Suppose you need to know an equation of the tangent plane to a surface S at the point P(2,1,3). You don't have an equation for S but you know that the curves:

r_1(t) = <2 + 3t, 1 - t^2, 3 - 4t + t^2>
r_2(u) = <1 + u^2, 2u^3 - 1, 2u + 1>

both lie on S. Find an equation of the tangent plane at P

Homework Equations

The general form of a plane at a point P(x_0, y_0, z_0) with normal vector n = <a, b, c> is

a(x - x_0) + b(y - y_0) + c(z - z_0) = 0

The Attempt at a Solution

t = 0 for P to lie on r_1(t), and u = 1 for P to lie on r_2(u)
taking the first derivatives of r_1(t) and r_2(u) and evaluating them at the specified t and u values gives:
r'_1(0) = <3, 0, -4> = A
r'_2(u) = <2, 6, 2> = B

Since both of these vectors are tangent to the surface at P, I took the cross product of them, A x B and got <24, 14, 18>, which simplifies to <12, 7, 9>.

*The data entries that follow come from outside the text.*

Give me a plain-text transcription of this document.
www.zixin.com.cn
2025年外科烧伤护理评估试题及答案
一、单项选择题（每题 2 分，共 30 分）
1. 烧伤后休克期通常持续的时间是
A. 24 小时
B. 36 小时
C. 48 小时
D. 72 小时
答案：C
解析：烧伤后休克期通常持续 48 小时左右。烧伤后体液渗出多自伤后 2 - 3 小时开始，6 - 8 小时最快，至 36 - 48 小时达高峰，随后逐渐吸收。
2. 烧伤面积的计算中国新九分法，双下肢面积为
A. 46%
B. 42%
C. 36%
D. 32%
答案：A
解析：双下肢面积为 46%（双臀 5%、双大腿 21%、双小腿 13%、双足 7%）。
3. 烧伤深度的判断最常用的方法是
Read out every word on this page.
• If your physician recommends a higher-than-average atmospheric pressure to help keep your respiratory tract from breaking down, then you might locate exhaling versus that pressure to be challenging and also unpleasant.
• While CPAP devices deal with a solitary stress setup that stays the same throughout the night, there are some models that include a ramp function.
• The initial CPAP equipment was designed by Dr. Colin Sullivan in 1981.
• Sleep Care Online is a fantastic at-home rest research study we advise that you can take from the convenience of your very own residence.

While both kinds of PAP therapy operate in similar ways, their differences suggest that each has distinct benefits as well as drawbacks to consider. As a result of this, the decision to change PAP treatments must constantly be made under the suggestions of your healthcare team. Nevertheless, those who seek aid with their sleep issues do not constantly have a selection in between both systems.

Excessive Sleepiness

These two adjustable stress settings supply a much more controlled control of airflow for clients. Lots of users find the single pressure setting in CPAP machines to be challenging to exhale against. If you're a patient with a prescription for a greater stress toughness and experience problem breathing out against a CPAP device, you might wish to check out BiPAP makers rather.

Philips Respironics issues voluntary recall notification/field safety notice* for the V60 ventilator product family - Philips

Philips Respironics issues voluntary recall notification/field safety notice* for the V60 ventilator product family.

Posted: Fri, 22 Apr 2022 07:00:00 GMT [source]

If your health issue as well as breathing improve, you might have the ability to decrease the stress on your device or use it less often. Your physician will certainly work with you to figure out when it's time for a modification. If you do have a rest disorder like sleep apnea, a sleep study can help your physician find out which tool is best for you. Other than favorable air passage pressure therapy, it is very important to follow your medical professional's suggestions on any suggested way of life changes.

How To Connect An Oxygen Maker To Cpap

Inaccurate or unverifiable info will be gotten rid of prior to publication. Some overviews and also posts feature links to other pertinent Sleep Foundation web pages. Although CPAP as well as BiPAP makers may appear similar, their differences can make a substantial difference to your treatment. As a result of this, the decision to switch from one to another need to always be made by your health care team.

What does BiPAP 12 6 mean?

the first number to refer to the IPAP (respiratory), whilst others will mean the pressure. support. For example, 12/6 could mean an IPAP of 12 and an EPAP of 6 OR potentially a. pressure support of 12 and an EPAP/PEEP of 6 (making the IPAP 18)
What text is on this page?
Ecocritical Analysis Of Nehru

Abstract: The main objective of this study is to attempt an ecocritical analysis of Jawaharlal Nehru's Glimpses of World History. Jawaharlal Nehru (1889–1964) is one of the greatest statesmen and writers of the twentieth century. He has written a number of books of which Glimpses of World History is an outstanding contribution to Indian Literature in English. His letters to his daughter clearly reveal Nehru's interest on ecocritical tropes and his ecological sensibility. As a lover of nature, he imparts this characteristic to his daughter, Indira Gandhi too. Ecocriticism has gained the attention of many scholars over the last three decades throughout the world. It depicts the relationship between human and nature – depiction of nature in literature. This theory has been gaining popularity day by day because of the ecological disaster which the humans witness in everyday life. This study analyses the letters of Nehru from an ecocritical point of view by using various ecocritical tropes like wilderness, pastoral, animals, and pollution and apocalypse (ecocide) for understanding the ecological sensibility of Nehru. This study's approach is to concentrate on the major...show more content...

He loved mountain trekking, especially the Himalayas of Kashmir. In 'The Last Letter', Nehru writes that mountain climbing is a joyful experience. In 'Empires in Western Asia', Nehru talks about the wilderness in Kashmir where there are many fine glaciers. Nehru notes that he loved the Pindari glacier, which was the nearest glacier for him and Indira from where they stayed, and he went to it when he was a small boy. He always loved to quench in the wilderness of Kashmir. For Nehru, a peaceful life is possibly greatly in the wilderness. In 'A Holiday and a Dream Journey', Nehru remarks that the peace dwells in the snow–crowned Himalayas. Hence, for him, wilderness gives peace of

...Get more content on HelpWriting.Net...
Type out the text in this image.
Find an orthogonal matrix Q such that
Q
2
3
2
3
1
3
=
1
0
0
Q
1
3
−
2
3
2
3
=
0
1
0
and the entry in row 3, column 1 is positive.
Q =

so the normal vector to the tangent plane to the surface is <12, 7, 9> and the point is P.
plugging this into the general form gives:

12(x - 2) + 7(y - 1) + 9(z - 3) = 0.

This can be simplified but I wanted to know if this was the correct answer. Thank you very much anyone for your help!

 

[Dick]

Certainly nothing wrong with the approach. Are you sure <3, 0, -4>X<2, 6, 2>=<24, 14, 18>. I get something a little different. Can you check it?

 

[tylerc1991]

Certainly nothing wrong with the approach. Are you sure <3, 0, -4>X<2, 6, 2>=<24, 14, 18>. I get something a little different. Can you check it?

Whoops, forgot the minus in the determinant, I am getting <24, -14, 18> which reduces to <12, -7, 9>. Thank you.